This past weekend our family made our annual trek to a local apple orchard for hot apple cider, apple cider donuts, pony rides, and of course, apple picking.
It was so nice to be out, and even though the weather was overcast and a little “sprinklely” at times, we still had a lovely day. We saw a couple of tiny Copes Gray tree frogs braving the crowds on the farm, and we marveled at the huge workhorses pulling some of the wagons. Butterflies—monarchs, and skippers in whites and yellows—flitted in and out, over and under the branches of the apple trees as we walked the rows and picked apples. The pumpkin field across the way was adorned with huge yellow blossoms and large orange baubles, as the flowers reluctantly relinquished their territory to the ripening fruits.
A band with fiddle and harmonica added to the ambiance of red barns, goats, pigs, corn and pumpkins. The clippety clop of horses was punctuated by the random ringing of the large dinner bell outside one of the barns. All of the sights and sounds of the farm were accompanied by the background hum of people out enjoying the day, children laughing and expressing wonder, couples walking hand in hand.

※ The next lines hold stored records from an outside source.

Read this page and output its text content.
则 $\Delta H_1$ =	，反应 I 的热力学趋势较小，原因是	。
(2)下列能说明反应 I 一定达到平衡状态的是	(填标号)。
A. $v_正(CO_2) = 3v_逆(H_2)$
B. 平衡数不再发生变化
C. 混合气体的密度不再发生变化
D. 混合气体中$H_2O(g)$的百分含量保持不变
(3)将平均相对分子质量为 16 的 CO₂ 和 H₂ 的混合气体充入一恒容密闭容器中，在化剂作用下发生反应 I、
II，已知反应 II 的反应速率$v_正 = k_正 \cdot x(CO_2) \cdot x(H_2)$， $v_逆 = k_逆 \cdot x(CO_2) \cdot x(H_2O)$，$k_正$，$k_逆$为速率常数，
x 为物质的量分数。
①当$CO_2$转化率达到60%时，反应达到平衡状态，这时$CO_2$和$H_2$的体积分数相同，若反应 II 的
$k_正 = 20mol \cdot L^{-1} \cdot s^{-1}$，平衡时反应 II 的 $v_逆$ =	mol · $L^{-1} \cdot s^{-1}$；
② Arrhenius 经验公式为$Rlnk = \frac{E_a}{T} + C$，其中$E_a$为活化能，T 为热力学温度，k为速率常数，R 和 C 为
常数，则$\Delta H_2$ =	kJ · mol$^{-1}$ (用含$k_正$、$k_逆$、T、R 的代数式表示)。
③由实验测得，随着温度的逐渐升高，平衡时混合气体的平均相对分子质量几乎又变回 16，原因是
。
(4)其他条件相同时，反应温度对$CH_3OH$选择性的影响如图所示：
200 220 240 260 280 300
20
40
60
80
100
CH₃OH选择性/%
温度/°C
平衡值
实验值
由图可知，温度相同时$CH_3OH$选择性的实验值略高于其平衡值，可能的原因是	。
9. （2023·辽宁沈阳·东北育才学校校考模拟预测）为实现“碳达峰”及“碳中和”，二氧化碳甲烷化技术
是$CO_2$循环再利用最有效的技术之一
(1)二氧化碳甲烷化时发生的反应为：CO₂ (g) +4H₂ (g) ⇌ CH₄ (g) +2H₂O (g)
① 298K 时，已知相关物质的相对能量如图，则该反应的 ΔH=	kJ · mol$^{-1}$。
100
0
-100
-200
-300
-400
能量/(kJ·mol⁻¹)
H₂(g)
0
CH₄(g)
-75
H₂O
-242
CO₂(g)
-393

The orchard was picking two varieties the day we visited, Gala or “party” apples, a family favorite for us, and Jonamac, a variety created by marrying the more well known Jonathan and MacIntosh apples. I had never before tasted a Jonamac apple, but this apple gives the popular Honey Crisp competition. The flesh of the apple is white and incredibly juicy. It is a sweet apple that has just a hint of some other flavor—the slightest sense of a tart berry, perhaps.
We make this journey every year. This year when we arrived, our daughter said, “I thought it was bigger last year.”
“No, it’s the same as it always has been. Perhaps you were just smaller.”
And, I think that was some of it. Because when she ran to the playground and I saw her surrounded by younger children, I suddenly realized that I am the mother of a “big girl” now. She’s growing up, and things that seemed larger than life to her only last year are already beginning to feel smaller.
But they needn’t lose their wonder.
Because even at my age, I learned something new on this year’s trip to the apple orchard. I discovered an apple I had never before tasted, and I loved it.
That there can always be new tastes in a fruit as old and “standard” as the apple is an amazing and glorious thing. That there can always be new things to see and experience in the world around us, if we will but look and allow ourselves to be awed, is glorious too.
So yes, sometimes when we look back, life may have seemed bigger, but maybe that is because we aren’t big enough yet to understand.